Assembly Passes Legislation Committing $300 Million to Stem Cell Research
Assemblymember Kevin A. Cahill (D-Ulster, Dutchess Counties) announced the Assembly passed legislation he sponsored earmarking $300 million to create the New York State Institute for Stem Cell Research and Regenerative Medicine (A.6300-A).
“The Institute would help to keep New York at the forefront of biotechnology and medical care – bringing with it good jobs and economic development opportunities while attracting the top experts in the field,” said Mr. Cahill. A report issued last year by New York State Comptroller Alan Hevesi highlighted the importance of the state’s biotechnology and pharmaceutical industries, which employed more than 54,000 New Yorkers and generated more than $18 billion in economic activity in New York in 2003.
“Since there’s been no leadership from Washington on this issue, other states like California, Massachusetts and New Jersey have gotten a head start in advancing this worthy scientific endeavor,” Mr. Cahill said. “It is time that stem cell research and therapeutic cloning become acceptable research techniques so that we can eliminate the tremendous human suffering and the loss of billions of dollars associated with these conditions.”

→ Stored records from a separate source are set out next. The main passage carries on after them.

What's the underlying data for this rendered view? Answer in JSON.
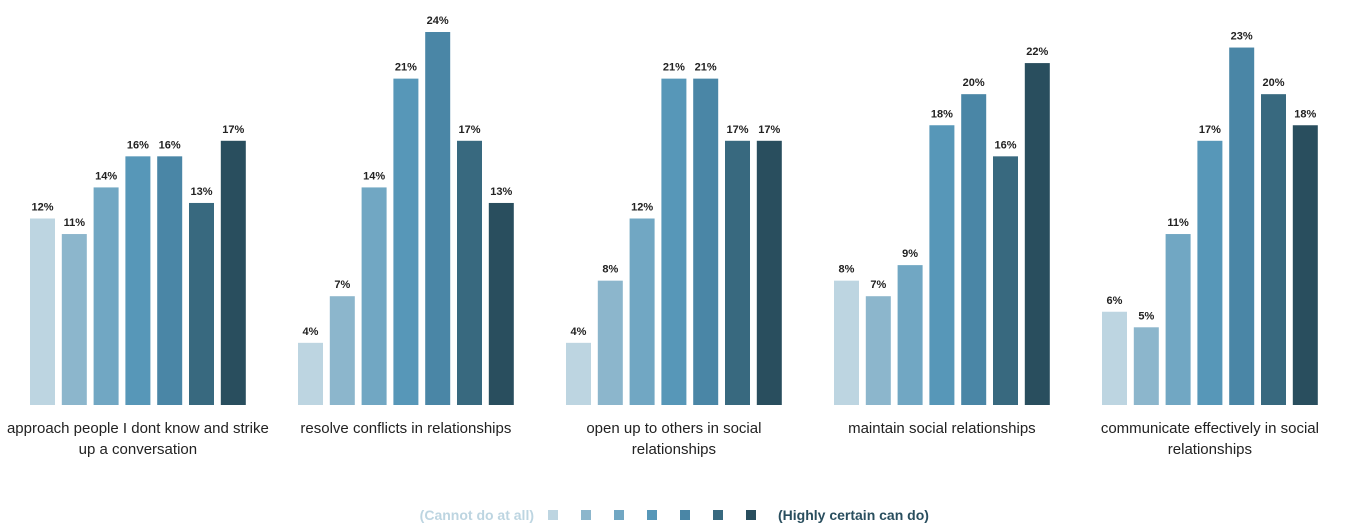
{
  "chart_data": {
    "type": "bar",
    "categories": [
      "approach people I dont know and strike up a conversation",
      "resolve conflicts in relationships",
      "open up to others in social relationships",
      "maintain social relationships",
      "communicate effectively in social relationships"
    ],
    "series": [
      {
        "name": "(Cannot do at all)",
        "color": "#bdd5e1",
        "values": [
          12,
          4,
          4,
          8,
          6
        ],
        "value_labels": [
          "12%",
          "4%",
          "4%",
          "8%",
          "6%"
        ]
      },
      {
        "name": null,
        "color": "#8cb6cc",
        "values": [
          11,
          7,
          8,
          7,
          5
        ],
        "value_labels": [
          "11%",
          "7%",
          "8%",
          "7%",
          "5%"
        ]
      },
      {
        "name": null,
        "color": "#71a7c3",
        "values": [
          14,
          14,
          12,
          9,
          11
        ],
        "value_labels": [
          "14%",
          "14%",
          "12%",
          "9%",
          "11%"
        ]
      },
      {
        "name": null,
        "color": "#5797b8",
        "values": [
          16,
          21,
          21,
          18,
          17
        ],
        "value_labels": [
          "16%",
          "21%",
          "21%",
          "18%",
          "17%"
        ]
      },
      {
        "name": null,
        "color": "#4a86a6",
        "values": [
          16,
          24,
          21,
          20,
          23
        ],
        "value_labels": [
          "16%",
          "24%",
          "21%",
          "20%",
          "23%"
        ]
      },
      {
        "name": null,
        "color": "#38697f",
        "values": [
          13,
          17,
          17,
          16,
          20
        ],
        "value_labels": [
          "13%",
          "17%",
          "17%",
          "16%",
          "20%"
        ]
      },
      {
        "name": "(Highly certain can do)",
        "color": "#294e5e",
        "values": [
          17,
          13,
          17,
          22,
          18
        ],
        "value_labels": [
          "17%",
          "13%",
          "17%",
          "22%",
          "18%"
        ]
      }
    ],
    "ylim": [
      0,
      24
    ]
  }
}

Each year, the cost of treatment, coupled with the lost productivity from acute, chronic and degenerative diseases reaches hundreds of billions of dollars in the United States. The fiscal implications do not account for the extreme human suffering and loss associated with these conditions.
The Institute created under the bill would be governed by a board of 19 members, to be appointed by the Speaker, the Governor, the temporary president of the Senate, the Attorney General and the Comptroller.
The not-for-profit agency established by the legislation would also:
- make grants and loans to further stem cell research and regenerative medicine and support facilities involved in this work;
- support development of regenerative therapies, from research to clinical trials;
- establish necessary and appropriate regulatory and oversight processes, procedures and structures for research and facilities development; and
- prioritize the use of funds for scientific work that has the greatest potential for producing therapies and cures specifically utilizing stem cell research.
“Human stem cell research has the potential to find new treatments, prevention methods and cures for some of the worst diseases and conditions, including cancer, Alzheimer’s, spinal cord injuries, HIV/AIDS, Parkinson’s disease and diabetes,” Mr. Cahill said. “Because of the promise of stem cell research, we must provide the support needed to promote vital medical breakthroughs that could save and improve millions of lives” he concluded.